Aynur'un bulduğu kişinin adının Hukuk Fakültesi öğrencisi Ferit olduğunu öğreniyoruz. Jilet tarafından yaralanmış bir delikanlı. Şanslı ki Halil bulur onu.
Elinden tutar. Kendi yaşadıklarını hatırlar :"Öğrenmişti. Yaşam öğretir. İnsanın öğreneceği yoksa da." S. 171
Eserde tek kahraman yok herkesin hikayesi farklı, eserde yok yok...
Halil'in öykücülerle ilgili bakış açısı da eleştirel :"O güne kadar Sait Faik'i ve birkaçı dışındaki tüm öykücüleri birer küçük burjuva, idealist birer hayalperest olarak görmüyor muydu?

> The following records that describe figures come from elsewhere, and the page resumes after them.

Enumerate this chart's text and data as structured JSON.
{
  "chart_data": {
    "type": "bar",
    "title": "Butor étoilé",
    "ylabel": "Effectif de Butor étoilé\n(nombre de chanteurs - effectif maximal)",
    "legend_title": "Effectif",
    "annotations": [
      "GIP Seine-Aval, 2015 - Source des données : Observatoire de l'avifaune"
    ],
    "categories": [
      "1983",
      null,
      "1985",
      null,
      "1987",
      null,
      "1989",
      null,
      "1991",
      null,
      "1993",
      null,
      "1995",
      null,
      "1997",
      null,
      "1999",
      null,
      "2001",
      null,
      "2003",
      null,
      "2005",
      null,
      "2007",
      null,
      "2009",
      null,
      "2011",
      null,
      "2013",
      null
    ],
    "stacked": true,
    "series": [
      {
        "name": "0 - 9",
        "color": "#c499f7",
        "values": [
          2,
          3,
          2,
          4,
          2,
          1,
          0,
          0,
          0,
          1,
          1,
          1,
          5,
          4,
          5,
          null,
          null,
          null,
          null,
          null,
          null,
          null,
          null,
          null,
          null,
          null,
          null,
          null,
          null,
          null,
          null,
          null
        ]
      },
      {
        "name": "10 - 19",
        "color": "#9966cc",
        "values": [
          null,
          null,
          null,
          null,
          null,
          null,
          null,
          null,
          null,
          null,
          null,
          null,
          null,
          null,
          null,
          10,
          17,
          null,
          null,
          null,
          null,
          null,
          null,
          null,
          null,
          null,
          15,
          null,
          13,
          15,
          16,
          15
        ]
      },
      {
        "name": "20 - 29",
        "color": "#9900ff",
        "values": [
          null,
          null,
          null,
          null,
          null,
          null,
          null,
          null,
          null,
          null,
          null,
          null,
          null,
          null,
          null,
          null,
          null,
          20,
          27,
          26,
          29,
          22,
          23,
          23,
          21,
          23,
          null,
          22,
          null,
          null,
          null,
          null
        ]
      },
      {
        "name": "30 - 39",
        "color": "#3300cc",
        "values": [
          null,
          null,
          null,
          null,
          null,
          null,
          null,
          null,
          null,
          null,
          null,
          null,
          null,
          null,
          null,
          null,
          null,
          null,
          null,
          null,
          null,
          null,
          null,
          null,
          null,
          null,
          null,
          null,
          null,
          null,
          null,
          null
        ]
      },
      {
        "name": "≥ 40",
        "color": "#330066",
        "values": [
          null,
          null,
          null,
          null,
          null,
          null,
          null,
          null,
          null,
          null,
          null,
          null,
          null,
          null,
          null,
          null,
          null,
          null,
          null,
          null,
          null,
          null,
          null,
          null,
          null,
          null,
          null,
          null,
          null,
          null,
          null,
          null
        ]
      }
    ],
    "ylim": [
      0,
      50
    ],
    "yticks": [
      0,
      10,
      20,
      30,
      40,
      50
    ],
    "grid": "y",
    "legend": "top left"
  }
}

Kendi adasında, yaşamını tehlikeye atmadan dünya hakkında, insanlar hakkında son derece iyimser, bir bakıma bilim dışı şeyler yazmıyor, söylemiyorlar mıydı? " s. 171
Sezgi konusunda en zayıf hayvan insandır. S. 180
Zihnimiz en sadık yoldaşımızdır ve yeri geldiğinde bize tüm eksik parçalarımızı bulup verir. 212.s.
Başkaldırmak insana özgü değil. Doğanın her yanında var.s. 270
Elbette yeni bir dünya yeni bir insanla olanaklıdır, öyle ya kişi kendi çevresine bir kere alışmayagörsün. S. 301
Devrim her zaman olmaz, devrimin gerçekleşmesi için toplumsal yaşamın bu zorunluluğu doğurması gerekir ama aynı zamanda kişinin içindeki bu değişimin de belirlenmesi... S. 302
Gülsen Hanım romatizmanın bir tür rüzgar olduğunu söyler dururdu. İçimizde rüzgar var. Bizim bedenimize hapsolmuş bir rüzgar. İşte bir kere girmiş ve artık çıkamıyor. S. 326
Bir kere bilgi bizi sonsuza dek değiştiren bir şeydir. Bilgiyi aldığımız zaman ondan kurtuluşumuz yoktur. Bir maya. Kendi kendini çoğaltmaya , bu yolla davranışlarımıza biçim vermeye başlar. S. 353
Yazar, kuşkusuz yaşayabilmek ve yazabilmek için kazanmalıdır,ama asla kazanmak için yaşamamalı ve yazmamalıdır. S. 436
Gençken, ah insan gençken yapar ne yaparsa. Bir parça da akıl olsaydı. Allah insana ikisini beraber vermiyor.